Zurück zur Angstgruppe: Wir waren immer recht klein. Nie mehr als 10 Leute, meistens Frauen. Alle wohnen hier im Umkreis von 10km, so dass manche auch untereinander sich immer mal trafen. Ich freundete mich mit M. an und M. kannte P. schon lange und sah F. immer mal wieder in der Kirche. Und so kommt es unweigerlich dazu, dass wenn man jemanden trifft, den auch fragt ob er wisse wie es denn nun P., M. oder D. gehe. Weil wir damals auch so innig und nah miteinander waren, über einige Jahre…Mit E. verstand ich mich auch recht gut, sie war ein paar Jahre älter als ich, aber sie war schon sehr kühl und etwas abweisend. Trotzdem telefonierten wir hin und wieder auch „privat“ und wir wollten mal zusammen einen Ausflug in die Berge machen. Sie hatte auch so tolle Locken und einen guten Job, verdiente gut, lebte alleine. Sie hatte eher weniger Angst, aber immer heftige depressive Schübe, die zeitlich klar abgegrenzt waren. Sie war auch in der Klinik und die Medikamente schlugen bei ihr gut an, so dass es ihr bald besser ging. Aber die Episoden kamen immer wieder. Immer wieder stand sie auf. Radelte viel, machte ihre Job, verstand sich mit ihrer Tochter super, legte sich eine Katze zu…

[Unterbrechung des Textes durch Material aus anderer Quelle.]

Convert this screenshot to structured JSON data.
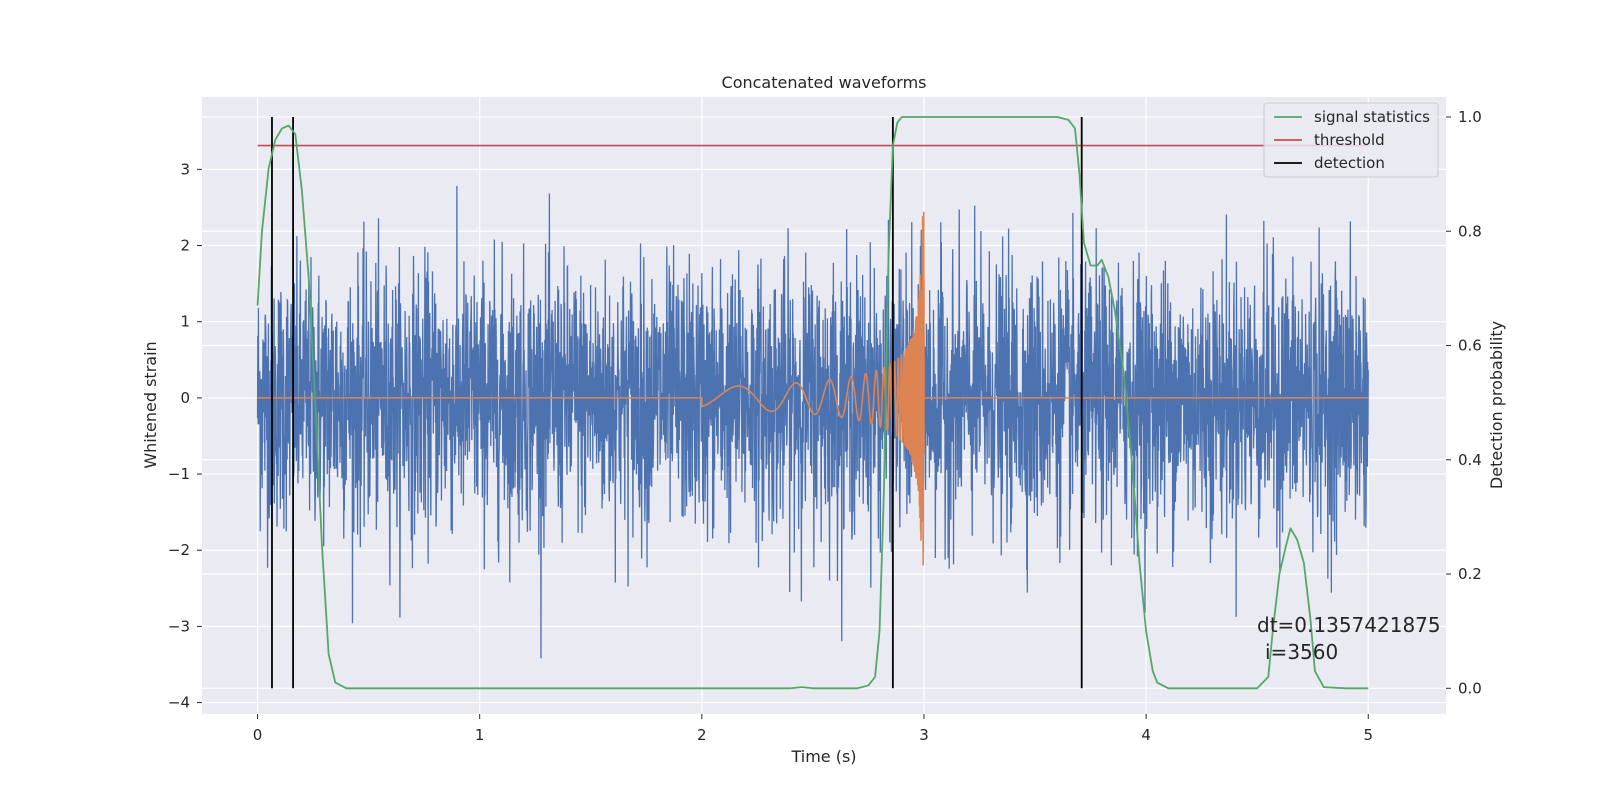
{
  "chart_data": {
    "type": "line",
    "title": "Concatenated waveforms",
    "xlabel": "Time (s)",
    "ylabel": "Whitened strain",
    "y2label": "Detection probability",
    "xlim": [
      -0.25,
      5.35
    ],
    "ylim": [
      -4.15,
      3.95
    ],
    "y2lim": [
      -0.045,
      1.035
    ],
    "x_ticks": [
      0,
      1,
      2,
      3,
      4,
      5
    ],
    "y_ticks": [
      -4,
      -3,
      -2,
      -1,
      0,
      1,
      2,
      3
    ],
    "y2_ticks": [
      0.0,
      0.2,
      0.4,
      0.6,
      0.8,
      1.0
    ],
    "grid": true,
    "legend_position": "top-right",
    "colors": {
      "strain": "#4c72b0",
      "waveform": "#dd8452",
      "statistics": "#55a868",
      "threshold": "#c44e52",
      "detection": "#000000",
      "background": "#eaeaf2"
    },
    "series": [
      {
        "name": "signal statistics",
        "axis": "right",
        "x": [
          0.0,
          0.02,
          0.05,
          0.08,
          0.11,
          0.14,
          0.17,
          0.2,
          0.23,
          0.26,
          0.29,
          0.32,
          0.35,
          0.4,
          0.6,
          1.0,
          1.5,
          2.0,
          2.4,
          2.45,
          2.5,
          2.6,
          2.7,
          2.75,
          2.78,
          2.8,
          2.82,
          2.84,
          2.86,
          2.88,
          2.9,
          3.0,
          3.3,
          3.6,
          3.65,
          3.68,
          3.7,
          3.72,
          3.75,
          3.78,
          3.8,
          3.83,
          3.86,
          3.9,
          3.94,
          3.97,
          4.0,
          4.03,
          4.05,
          4.1,
          4.3,
          4.5,
          4.55,
          4.57,
          4.6,
          4.63,
          4.65,
          4.68,
          4.71,
          4.74,
          4.76,
          4.8,
          4.9,
          5.0
        ],
        "y": [
          0.67,
          0.8,
          0.91,
          0.96,
          0.98,
          0.985,
          0.97,
          0.87,
          0.72,
          0.5,
          0.25,
          0.06,
          0.01,
          0.0,
          0.0,
          0.0,
          0.0,
          0.0,
          0.0,
          0.002,
          0.0,
          0.0,
          0.0,
          0.005,
          0.02,
          0.1,
          0.35,
          0.75,
          0.95,
          0.99,
          1.0,
          1.0,
          1.0,
          1.0,
          0.995,
          0.98,
          0.9,
          0.78,
          0.74,
          0.74,
          0.75,
          0.72,
          0.66,
          0.55,
          0.38,
          0.22,
          0.1,
          0.03,
          0.01,
          0.0,
          0.0,
          0.0,
          0.02,
          0.1,
          0.2,
          0.25,
          0.28,
          0.26,
          0.22,
          0.12,
          0.03,
          0.002,
          0.0,
          0.0
        ]
      },
      {
        "name": "threshold",
        "axis": "right",
        "x": [
          0.0,
          5.0
        ],
        "y": [
          0.95,
          0.95
        ]
      },
      {
        "name": "detection",
        "axis": "right",
        "x": [
          0.065,
          0.16,
          2.86,
          3.71
        ]
      }
    ],
    "strain_noise": {
      "x_range": [
        0.0,
        5.0
      ],
      "amplitude_peak_range": [
        -3.9,
        3.6
      ]
    },
    "waveform": {
      "x_range": [
        2.0,
        3.0
      ],
      "y_peak": 2.45,
      "y_min": -2.2
    },
    "annotations": [
      "dt=0.1357421875",
      "i=3560"
    ]
  }
}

Und jetzt sagt L. mir da vor dem grauen stillen Einkaufsladen, dass E. nicht mehr lebt. Letztes Jahr…und ich: „aber sie hat sich nicht selber….?“ und L. nickt nur traurig. Doch. Als ihre Tochter im Urlaub war. Ich war geschockt. Hatten all ihre Anstrengungen keinen Sinn? Ist es doch so, dass wenn du mit diesem Scheiß zu tun hast, es doch nur diesen Ausweg gibt? Leicht benommen ging ich danach noch einkaufen. Zum Glück brauchte ich nicht viel. Ich dachte an diese Frau, die diesen Schritt ging. Sofort kamen pro-suizidale Anteile hervor: Siehste, das kannst du auch, brauchst nicht ewig zu leiden und dich ständig anzustrengen, ist doch eh alles umsonst. Wenn nichts mehr geht, einen Ausweg hast du immer noch. Und ja diese Vorstellung nimmt mir erstmal viel Druck weg. Ich kann wieder aufatmen und klarer denken. Und mein bestes tun. Denn dieser Ausweg ist erstmal keine Option für mich!